Desperté aquella mañana agradeciéndole a Dios el haberme obsequiado aquel cuerpo perfecto, donde todas mis células, los órganos y sistemas trabajaban en armonía; mi mente era como un faro, iluminando todo, por ello, mis ojos podían ver perfectamente en la oscuridad de aquella habitación que me había dado asilo tantas noches, durante tantos años, de aquellos largos períodos vacacionales durante nuestra educación primaria, y qué mejor lugar para seguir aprendiendo que el hábitat de nuestros abuelos,  que siempre nos recibieron con los brazos abiertos; por el lado materno Don Virgilio y Doña Isabel y por el lado paterno Don Felipe y Doña Abigail. En ambas Casas Grandes se privilegiaban los valores: Respeto, honestidad, humildad, lealtad, solidaridad, equidad y justicia. En cuanto al respeto se significaba la libertad para disfrutar la vida, sin pasar por alto la autoridad de los mayores, quienes premiaban la obediencia, pero también castigaban la falta de la misma.
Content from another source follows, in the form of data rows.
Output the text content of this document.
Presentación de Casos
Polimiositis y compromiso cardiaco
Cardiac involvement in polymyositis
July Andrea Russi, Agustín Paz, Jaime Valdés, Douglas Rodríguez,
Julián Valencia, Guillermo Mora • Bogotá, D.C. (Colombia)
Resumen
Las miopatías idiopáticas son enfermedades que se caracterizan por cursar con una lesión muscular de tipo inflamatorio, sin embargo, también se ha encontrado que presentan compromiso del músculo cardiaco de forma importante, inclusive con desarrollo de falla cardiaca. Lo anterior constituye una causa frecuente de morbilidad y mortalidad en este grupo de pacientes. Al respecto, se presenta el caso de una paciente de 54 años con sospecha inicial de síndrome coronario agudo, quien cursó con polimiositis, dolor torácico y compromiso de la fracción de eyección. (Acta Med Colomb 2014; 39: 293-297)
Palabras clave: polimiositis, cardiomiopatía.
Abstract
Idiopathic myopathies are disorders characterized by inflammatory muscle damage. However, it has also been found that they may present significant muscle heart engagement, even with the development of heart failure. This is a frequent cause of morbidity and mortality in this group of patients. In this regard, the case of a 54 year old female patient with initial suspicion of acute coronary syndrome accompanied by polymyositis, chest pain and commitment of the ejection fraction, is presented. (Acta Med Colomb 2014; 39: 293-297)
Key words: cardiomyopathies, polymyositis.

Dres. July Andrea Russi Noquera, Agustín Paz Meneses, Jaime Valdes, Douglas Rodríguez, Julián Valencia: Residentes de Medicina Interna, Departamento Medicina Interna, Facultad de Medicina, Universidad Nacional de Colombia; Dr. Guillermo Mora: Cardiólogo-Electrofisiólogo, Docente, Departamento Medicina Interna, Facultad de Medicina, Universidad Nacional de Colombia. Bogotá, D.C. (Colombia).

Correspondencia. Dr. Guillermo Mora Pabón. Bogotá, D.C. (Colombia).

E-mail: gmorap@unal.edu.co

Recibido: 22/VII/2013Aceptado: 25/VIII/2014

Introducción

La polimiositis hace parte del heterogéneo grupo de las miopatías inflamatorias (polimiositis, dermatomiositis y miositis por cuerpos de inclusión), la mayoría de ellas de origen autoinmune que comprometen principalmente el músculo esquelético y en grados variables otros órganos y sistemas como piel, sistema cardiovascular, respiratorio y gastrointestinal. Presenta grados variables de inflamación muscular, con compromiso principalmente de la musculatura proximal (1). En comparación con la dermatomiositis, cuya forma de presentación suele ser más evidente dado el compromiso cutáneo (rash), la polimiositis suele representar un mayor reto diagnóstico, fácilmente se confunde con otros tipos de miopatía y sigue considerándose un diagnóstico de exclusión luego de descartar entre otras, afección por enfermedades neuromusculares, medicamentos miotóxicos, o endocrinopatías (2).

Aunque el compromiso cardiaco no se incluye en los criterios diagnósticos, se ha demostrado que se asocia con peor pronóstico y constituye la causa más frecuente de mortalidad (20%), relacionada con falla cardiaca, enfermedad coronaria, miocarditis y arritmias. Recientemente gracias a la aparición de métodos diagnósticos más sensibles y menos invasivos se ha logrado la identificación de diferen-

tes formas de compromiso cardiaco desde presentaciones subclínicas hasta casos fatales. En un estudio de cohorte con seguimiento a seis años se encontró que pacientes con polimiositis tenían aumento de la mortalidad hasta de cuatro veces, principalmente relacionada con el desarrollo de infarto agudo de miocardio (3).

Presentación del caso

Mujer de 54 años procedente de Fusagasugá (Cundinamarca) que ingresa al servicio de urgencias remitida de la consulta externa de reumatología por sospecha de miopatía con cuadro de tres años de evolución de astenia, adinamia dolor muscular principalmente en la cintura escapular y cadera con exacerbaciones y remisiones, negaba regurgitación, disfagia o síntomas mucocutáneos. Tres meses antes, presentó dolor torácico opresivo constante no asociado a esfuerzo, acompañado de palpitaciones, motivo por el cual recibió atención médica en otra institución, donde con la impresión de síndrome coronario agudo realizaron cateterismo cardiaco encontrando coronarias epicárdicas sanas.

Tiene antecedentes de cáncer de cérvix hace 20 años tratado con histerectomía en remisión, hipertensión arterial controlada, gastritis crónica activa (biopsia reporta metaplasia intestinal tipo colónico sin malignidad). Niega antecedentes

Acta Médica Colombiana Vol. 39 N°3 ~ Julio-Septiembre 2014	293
Aquella mañana agradecía Dios el haber amanecido en aquel artesanal colchón que la abuela Isabel había elaborado, confeccionándolo con retazos de tela sobrante de otras tantas manufacturas de corte y confección para cubrir las necesidades de los miembros de la familia; por cierto, el relleno de los mismos, era de algodón para el verano y para el tiempo de invierno de lana proporcionada por el abuelo Virgilio cuando criaba algunos borregos. El colchón guardaba en su estructura la memoria de los que habíamos dormido en él, y por ser nuestros cuerpos perfectos, estos se amoldaban de manera armónica al colchón y no el colchón a nuestros cuerpos, esta comunión evitaba el que se originaran dolores  osteomusculares o articulares; eran pues nuestros cuerpos perfectos,  los que reposaban en lo que yo concebía como un cálido abrazo de la amorosa extensión del amor de los abuelos; los colchones eran flexibles, los podías doblar o enrollar para que no ocuparan mucho espacio y al contemplar estas maravillosas cualidades, asegurábamos mi primo Gilberto y yo, que los colchones eran perfectos.

Los abuelos maternos y paternos tenían culturas diferentes, de ahí que tenían costumbres y gustos diferentes; los primeros, labraron la tierra y tomaron de ella lo necesario para vivir, devolviéndole a la misma lo que ésta les había obsequiado; los segundos, perfeccionaron lo que la tierra ofrecía y aprendieron  a convertir los productos de la misma en sustancias para paliar el dolor que los cuerpos perfectos empezaron a padecer, cuando ya no se le dio prioridad a los valores que mantenían un equilibrio entre los hombres  y con la naturaleza.